Das Zimbabwe Netzwerk ist eine der wenigen noch aktiven Solidaritätsnetzwerke zum südlichen Afrika. Während etwa die Anti-Apartheidbewegungen zu Südafrika mit der ersten demokratischen Wahl 1994 endeten oder die meisten nachfolgenden Organisationen in den Folgejahren sich auflösten, ist das Netzwerk zu Simbabwe bis heute aktiv. Grund genug, zum Jubiläum zurückzuschauen und gleichzeitig mutig, daraus eine Publikation zu machen. Denn die Frage drängt sich auf: wen interessiert dies außer denjenigen, die in den letzten 40 Jahren Teil dieser Bewegung waren? Was ist ihr Mehrwert?
Der vorliegende Sammelband wurde von Prof. Dr. Henning Melber, selbst in Namibia aufgewachsen, herausgegeben und vereint sehr persönliche Berichte mit Bezug entweder zum Zimbabwe Netzwerk oder zum Land allgemein mit Stimmen aus Simbabwe und mit zum Teil sehr detaillierten Rückschauen auf die Arbeit und Arbeitsschwerpunkte des Netzwerkes. Die Qualität der Artikel ist dabei sehr unterschiedlich und reicht von der exzellenten Einführung Melbers, der die Solidaritätsarbeit des Netzwerks in einen größeren Rahmen und politischen Kontext stellt, bis hin zu einer sehr persönlichen politischen Einschätzung von Bernward Causemann, dessen Beitrag ohne solide Kenntnis Simbabwes nur schwer einzuordnen ist. Die persönlichen Erfahrungen und Erzählungen stehen zum Teil ohne direkten Bezug zum Netzwerk im Sammelband, wie etwa der Artikel von Roger Southall. Hier wäre ein Mehrwert entstanden, wenn etwa die historischen Beziehungen verschiedener Solidaritätsbewegungen und deren Kontakte untereinander beleuchtet und aufeinander bezogen worden wären. Die Aufarbeitung der Aktivitäten und Diskussionslinien des Netzwerkes, die im Band deutlich gegenüber den Analysen und vor allem der Perspektiven überwiegt, zeugt von den vielen Spannungen innerhalb der Solidaritätsbewegung, die sie oft daran hinderte, wirklich schlagkräftig zu sein.

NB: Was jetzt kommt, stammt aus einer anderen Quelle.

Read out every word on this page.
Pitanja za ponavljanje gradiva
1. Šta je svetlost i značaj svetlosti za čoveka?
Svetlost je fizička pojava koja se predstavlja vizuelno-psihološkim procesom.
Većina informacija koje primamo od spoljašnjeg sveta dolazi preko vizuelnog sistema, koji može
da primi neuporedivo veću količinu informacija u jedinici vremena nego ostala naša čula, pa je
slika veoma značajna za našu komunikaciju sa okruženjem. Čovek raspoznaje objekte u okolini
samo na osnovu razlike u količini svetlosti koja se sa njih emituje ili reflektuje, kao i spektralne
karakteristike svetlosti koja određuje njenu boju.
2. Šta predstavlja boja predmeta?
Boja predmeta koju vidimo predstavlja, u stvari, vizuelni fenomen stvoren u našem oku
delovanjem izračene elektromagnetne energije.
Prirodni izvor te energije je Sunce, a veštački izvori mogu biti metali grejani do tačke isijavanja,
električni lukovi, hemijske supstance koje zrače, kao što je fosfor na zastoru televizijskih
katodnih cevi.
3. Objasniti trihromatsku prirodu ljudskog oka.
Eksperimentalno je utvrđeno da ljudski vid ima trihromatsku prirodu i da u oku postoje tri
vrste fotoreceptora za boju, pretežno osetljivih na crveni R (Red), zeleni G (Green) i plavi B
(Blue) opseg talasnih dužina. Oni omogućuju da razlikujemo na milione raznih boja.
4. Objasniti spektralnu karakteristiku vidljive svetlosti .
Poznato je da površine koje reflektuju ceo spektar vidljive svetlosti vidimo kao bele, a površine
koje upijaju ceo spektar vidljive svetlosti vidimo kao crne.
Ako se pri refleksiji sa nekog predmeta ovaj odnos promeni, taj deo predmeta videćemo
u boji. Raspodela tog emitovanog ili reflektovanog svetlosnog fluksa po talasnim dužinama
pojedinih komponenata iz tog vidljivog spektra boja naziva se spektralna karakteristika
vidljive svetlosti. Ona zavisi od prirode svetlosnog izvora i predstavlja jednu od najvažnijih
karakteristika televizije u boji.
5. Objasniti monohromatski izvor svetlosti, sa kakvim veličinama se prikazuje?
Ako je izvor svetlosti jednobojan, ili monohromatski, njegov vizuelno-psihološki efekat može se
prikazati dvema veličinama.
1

So begann schon bald nach der Unabhängigkeit im Jahr 1980 ein Disput über die Frage nach unbedingter Solidarität gegenüber den neuen Machthabenden der ZANU-PF angesichts der Menschenrechtsverletzungen der ehemaligen Befreiungsbewegung. Es war ein Disput, der nicht nur für das Zimbabwe Netzwerk relevant war und nicht nur dort für Spannungen gesorgt hat. Aus heutiger Sicht erscheint es selbstverständlich, dass Solidarität sich auf Menschen und nicht auf Parteien, Organisationen oder Strukturen beziehen muss und nicht gleichzusetzen ist mit Loyalität. Diese Verschiebung zeigt auch, wie wichtig eine Erweiterung oder Schärfung des Begriffs Solidarität ist, die im Beitrag von Melber angesprochen, in den weiteren Artikeln aber kaum Widerhall findet. Die offene Debatte darüber ist nicht nur essenziell für die Beteiligten von damals, sondern auch für die nachfolgende Generation von Aktivist*innen, um die Zeit und die Motivation der Menschen damals besser zu verstehen und einordnen zu können.
Die minutiöse Aufarbeitung der Arbeit des Netzwerks ist, wenn sie auch für Leser*innen, die nicht Teil dieser Geschichte sind, zunächst weniger spannend erscheint, die große Leistung dieses Bandes. Er dokumentiert Geschichte aus einer anderen Perspektive als der der Machthabenden sowohl auf deutscher als auch auf simbabwischer Seite, würdigt jahrzehntelanges Engagement einzelner Personen, zeigt ihre persönliche Entwicklung und Entfaltung durch diese Arbeit, benennt Erfolge und Niederlagen – und ist gerade dadurch für Außenstehende eine spannende Lektüre. Der Band hätte sicher noch gewonnen, wenn auch den Perspektiven eine ebensolche Gewichtung zuteilgeworden wäre.
Henning Melber (Hg.): Solidarität mit Zimbabwe. 40 Jahre Zimbabwe Netzwerk: Geschichte, Analysen, Perspektiven. Brandes & Apsel Verlag, Frankfurt 2024, 215 Seiten, 29,90 Euro.